Senate debates

Thursday, 28 June 2012

Bills

Social Security and Other Legislation Amendment Bill 2011

10:03 pm

Photo of Scott LudlamScott Ludlam (WA, Australian Greens) Share this | Hansard source

The Greens oppose schedule 1 in the following terms:

Schedule 1, page 3 (line 1) to page 13 (line 4), Schedule TO BE OPPOSED.

This relates to income management. I addressed the basic issue of income management in my speech on the second reading, but I would just like to make some remarks now on the way through. Just to be clear, this amendment removes the schedule relating to income management entirely. If this amendment fails and it is the chamber's view that income management should remain—it is strongly the Australian Greens view that it should not—I do propose to debate a number of amendments that Senator Siewert thought would be a wise way to go. There are some ways that we could certainly improve the policy. We may get to debate those, but if this first amendment is carried then that will not be necessary. This amendment simply abolishes schedule 1.

We do not support the expansion of income management and we believe that the entirety of schedule 1 should be removed. To date, the bill for the current income management process in the Northern Territory sits at around $450 million, nearly half a billion dollars, in order to provide people, many of them impoverished, with little plastic cards telling them what they can and cannot spend their money on. In an area where basic services in many instances are lacking, we spend nearly half a billion dollars telling people how they can manage their income.

This policy remains one of the most criticised across the Northern Territory. If you travel into the prescribed areas and say to people that you have heard about the intervention and ask them what it is all about, income management generally is in the top three issues that people wish had simply never occurred. The money that is used to income-manage people would produce far better results if it were directed to services and programs based on collaboration, community involvement and partnership.

I notify the chamber that I certainly intend to put this amendment to the vote. I find it extraordinary that it is controversial that just under half a billion dollars would perhaps be better spent on the kinds of services that these communities are crying out for and that the Little children are sacred report identified: grassroots services and simple forms of helping communities rebuild themselves. Imagine how far half a billion dollars could go into providing those services. But, no, they have the little plastic cards to tell you what you can and cannot buy.

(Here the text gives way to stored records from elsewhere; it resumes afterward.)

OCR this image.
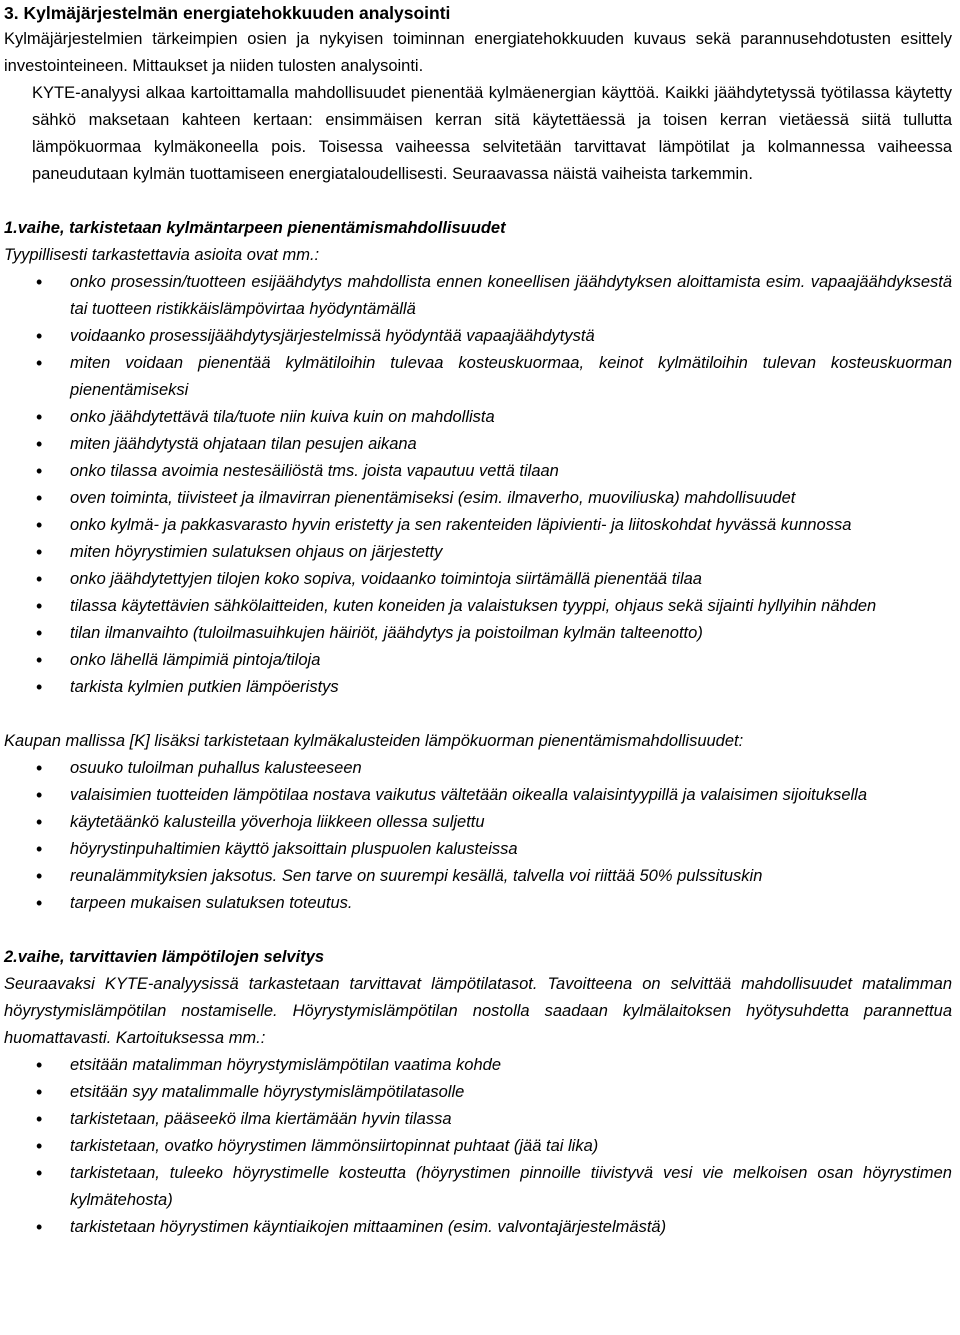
3. Kylmäjärjestelmän energiatehokkuuden analysointi

Kylmäjärjestelmien tärkeimpien osien ja nykyisen toiminnan energiatehokkuuden kuvaus sekä parannusehdotusten esittely investointeineen. Mittaukset ja niiden tulosten analysointi.

KYTE-analyysi alkaa kartoittamalla mahdollisuudet pienentää kylmäenergian käyttöä. Kaikki jäähdytetyssä työtilassa käytetty sähkö maksetaan kahteen kertaan: ensimmäisen kerran sitä käytettäessä ja toisen kerran vietäessä siitä tullutta lämpökuormaa kylmäkoneella pois. Toisessa vaiheessa selvitetään tarvittavat lämpötilat ja kolmannessa vaiheessa paneudutaan kylmän tuottamiseen energiataloudellisesti. Seuraavassa näistä vaiheista tarkemmin.

1.vaihe, tarkistetaan kylmäntarpeen pienentämismahdollisuudet

Tyypillisesti tarkastettavia asioita ovat mm.:

• onko prosessin/tuotteen esijäähdytys mahdollista ennen koneellisen jäähdytyksen aloittamista esim. vapaajäähdyksestä tai tuotteen ristikkäislämpövirtaa hyödyntämällä
• voidaanko prosessijäähdytysjärjestelmissä hyödyntää vapaajäähdytystä
• miten voidaan pienentää kylmätiloihin tulevaa kosteuskuormaa, keinot kylmätiloihin tulevan kosteuskuorman pienentämiseksi
• onko jäähdytettävä tila/tuote niin kuiva kuin on mahdollista
• miten jäähdytystä ohjataan tilan pesujen aikana
• onko tilassa avoimia nestesäiliöstä tms. joista vapautuu vettä tilaan
• oven toiminta, tiivisteet ja ilmavirran pienentämiseksi (esim. ilmaverho, muoviliuska) mahdollisuudet
• onko kylmä- ja pakkasvarasto hyvin eristetty ja sen rakenteiden läpivienti- ja liitoskohdat hyvässä kunnossa
• miten höyrystimien sulatuksen ohjaus on järjestetty
• onko jäähdytettyjen tilojen koko sopiva, voidaanko toimintoja siirtämällä pienentää tilaa
• tilassa käytettävien sähkölaitteiden, kuten koneiden ja valaistuksen tyyppi, ohjaus sekä sijainti hyllyihin nähden
• tilan ilmanvaihto (tuloilmasuihkujen häiriöt, jäähdytys ja poistoilman kylmän talteenotto)
• onko lähellä lämpimiä pintoja/tiloja
• tarkista kylmien putkien lämpöeristys

Kaupan mallissa [K] lisäksi tarkistetaan kylmäkalusteiden lämpökuorman pienentämismahdollisuudet:

• osuuko tuloilman puhallus kalusteeseen
• valaisimien tuotteiden lämpötilaa nostava vaikutus vältetään oikealla valaisintyypillä ja valaisimen sijoituksella
• käytetäänkö kalusteilla yöverhoja liikkeen ollessa suljettu
• höyrystinpuhaltimien käyttö jaksoittain pluspuolen kalusteissa
• reunalämmityksien jaksotus. Sen tarve on suurempi kesällä, talvella voi riittää 50% pulssituskin
• tarpeen mukaisen sulatuksen toteutus.
2.vaihe, tarvittavien lämpötilojen selvitys

Seuraavaksi KYTE-analyysissä tarkastetaan tarvittavat lämpötilatasot. Tavoitteena on selvittää mahdollisuudet matalimman höyrystymislämpötilan nostamiselle. Höyrystymislämpötilan nostolla saadaan kylmälaitoksen hyötysuhdetta parannettua huomattavasti. Kartoituksessa mm.:

• etsitään matalimman höyrystymislämpötilan vaatima kohde
• etsitään syy matalimmalle höyrystymislämpötilatasolle
• tarkistetaan, pääseekö ilma kiertämään hyvin tilassa
• tarkistetaan, ovatko höyrystimen lämmönsiirtopinnat puhtaat (jää tai lika)
• tarkistetaan, tuleeko höyrystimelle kosteutta (höyrystimen pinnoille tiivistyvä vesi vie melkoisen osan höyrystimen kylmätehosta)
• tarkistetaan höyrystimen käyntiaikojen mittaaminen (esim. valvontajärjestelmästä)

Claims continue that income management is designed to break the vicious cycle of welfare dependency by ensuring that welfare should not be a destination or a way of life. I acknowledge at the outset—and it seems awfully familiar from the Muckaty debate—that Senator Evans is here in a representational capacity, that this is not his bill, so none of this is intended to be taken personally. But I would like the minister, if he could, to provide us with any evidence whatsoever that income management has been a successful policy that deserves to be continued.